I gave the talk this week to the Tufnell Park Society of Authors group, and the section that was perhaps most engaging and best received was about ‘knowing your genre’ with regard to covers. I’ve got lots of experience in this area. as a photographer and designer of my own covers, I know a thing or two about this. Add that to blurbs, and you’ve got the essential marketing package.

Maybe I could be an expert on that. Write a calling card book – ‘Know your genre.’ Lots of cool examples. Misfires. A deep understanding kind of thing.
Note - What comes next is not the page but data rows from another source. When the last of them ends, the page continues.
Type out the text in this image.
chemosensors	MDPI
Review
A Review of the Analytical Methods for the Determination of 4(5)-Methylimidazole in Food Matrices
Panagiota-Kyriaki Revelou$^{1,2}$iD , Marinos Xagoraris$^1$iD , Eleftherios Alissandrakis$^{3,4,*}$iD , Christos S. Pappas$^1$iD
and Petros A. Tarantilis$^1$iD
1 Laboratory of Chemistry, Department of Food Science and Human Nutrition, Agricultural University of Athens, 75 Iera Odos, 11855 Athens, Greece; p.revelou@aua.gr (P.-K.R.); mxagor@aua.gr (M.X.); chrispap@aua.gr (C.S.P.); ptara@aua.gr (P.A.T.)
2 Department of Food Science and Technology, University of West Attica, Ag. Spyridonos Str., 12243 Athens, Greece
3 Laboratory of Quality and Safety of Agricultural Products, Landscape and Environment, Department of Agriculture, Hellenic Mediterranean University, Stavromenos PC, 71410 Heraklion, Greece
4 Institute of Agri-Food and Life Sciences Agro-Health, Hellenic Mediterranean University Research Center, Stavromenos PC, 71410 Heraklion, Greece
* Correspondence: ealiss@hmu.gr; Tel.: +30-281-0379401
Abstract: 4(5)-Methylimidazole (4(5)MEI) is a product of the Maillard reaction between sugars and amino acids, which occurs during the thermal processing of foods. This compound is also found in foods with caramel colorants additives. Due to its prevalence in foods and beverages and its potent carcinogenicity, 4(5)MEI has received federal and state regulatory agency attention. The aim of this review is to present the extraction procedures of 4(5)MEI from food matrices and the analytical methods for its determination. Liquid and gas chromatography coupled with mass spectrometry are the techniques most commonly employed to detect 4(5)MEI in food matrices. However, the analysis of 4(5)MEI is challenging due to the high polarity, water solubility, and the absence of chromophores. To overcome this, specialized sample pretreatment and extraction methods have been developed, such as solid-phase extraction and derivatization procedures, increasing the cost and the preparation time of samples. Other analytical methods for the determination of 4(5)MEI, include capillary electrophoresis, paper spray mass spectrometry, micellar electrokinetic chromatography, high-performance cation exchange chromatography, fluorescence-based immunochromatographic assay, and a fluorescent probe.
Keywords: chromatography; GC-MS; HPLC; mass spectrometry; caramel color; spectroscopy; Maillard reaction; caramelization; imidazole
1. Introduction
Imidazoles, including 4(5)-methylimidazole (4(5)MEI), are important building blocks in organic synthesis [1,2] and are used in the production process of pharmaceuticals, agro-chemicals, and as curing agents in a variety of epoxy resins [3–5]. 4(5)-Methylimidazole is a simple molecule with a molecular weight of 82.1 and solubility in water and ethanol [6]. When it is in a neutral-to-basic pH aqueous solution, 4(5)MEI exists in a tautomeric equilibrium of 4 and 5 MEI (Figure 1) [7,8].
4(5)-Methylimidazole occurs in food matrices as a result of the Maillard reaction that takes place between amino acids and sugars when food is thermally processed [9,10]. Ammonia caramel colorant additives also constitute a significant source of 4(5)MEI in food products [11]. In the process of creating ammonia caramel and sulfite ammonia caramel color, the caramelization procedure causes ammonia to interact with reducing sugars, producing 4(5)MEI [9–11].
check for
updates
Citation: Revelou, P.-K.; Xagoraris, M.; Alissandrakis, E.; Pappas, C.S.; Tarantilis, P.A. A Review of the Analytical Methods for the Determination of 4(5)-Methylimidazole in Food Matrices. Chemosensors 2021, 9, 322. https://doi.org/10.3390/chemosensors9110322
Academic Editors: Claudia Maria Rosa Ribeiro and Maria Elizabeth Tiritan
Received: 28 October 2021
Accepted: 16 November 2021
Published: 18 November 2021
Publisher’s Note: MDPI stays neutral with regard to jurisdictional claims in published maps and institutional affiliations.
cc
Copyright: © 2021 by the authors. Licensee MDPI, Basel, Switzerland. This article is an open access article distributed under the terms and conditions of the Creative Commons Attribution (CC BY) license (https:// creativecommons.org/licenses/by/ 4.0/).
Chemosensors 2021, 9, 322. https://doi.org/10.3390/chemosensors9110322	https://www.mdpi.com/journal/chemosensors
I’ve got a mentoring session today with a real-world marketing pro. I’m doing the mentoring. It will be interesting to say the least. Also gathering some testimonials for when I get round to making a dedicated page:

“Mike’s presentation on self-publishing for the Tufnell Park Writers was brilliant. Some of us are complete beginners, others know more about the topic, a few have self-published – but everyone found the session a complete eye-opener. We all gained a new appreciation about the wealth of digital technologies and services out there, and how to make them work for you as an author. I appreciated Mike’s easy-going, clear, and jargon-free teaching approach, but especially his openness: he was unflinching in answering questions about money (e.g. “How much did that cover design cost you?”), generous with details about some of his mistakes along the way, and candid about the pros and cons of different service providers. Probably the best session our group has had since it started.”

– Andrew Wilson, author of Translators on Translating: Inside the Invisible Art

“Michael Grist is a powerhouse of knowledge and energy when it comes to indie publishing, and in particular to marketing. His knowledge comes from his own experience as an indie author and in our one-hour session he was able to lead me carefully through the process of setting up an email list, together with reader magnet and landing page and all that jazz. He is patient and understanding especially when it comes to techie stuff. There is nothing like a one-to-one tutorial as we are all at different stages when it comes to marketing and IT expertise, and Michael seems to understand algorithms as much as they are humanly understandable. He also makes sure he keeps up to date with the latest goings-on at Amazon etc.”

– Patsy Trench, author and scriptwriter for TV, radio and theatre, co-founder of The Children’s Musical Theatre of London,

Pretty sweet. I’d love to run workshops for larger numbers, get a pro room with decent wifi and no distractions. Maybe in the future.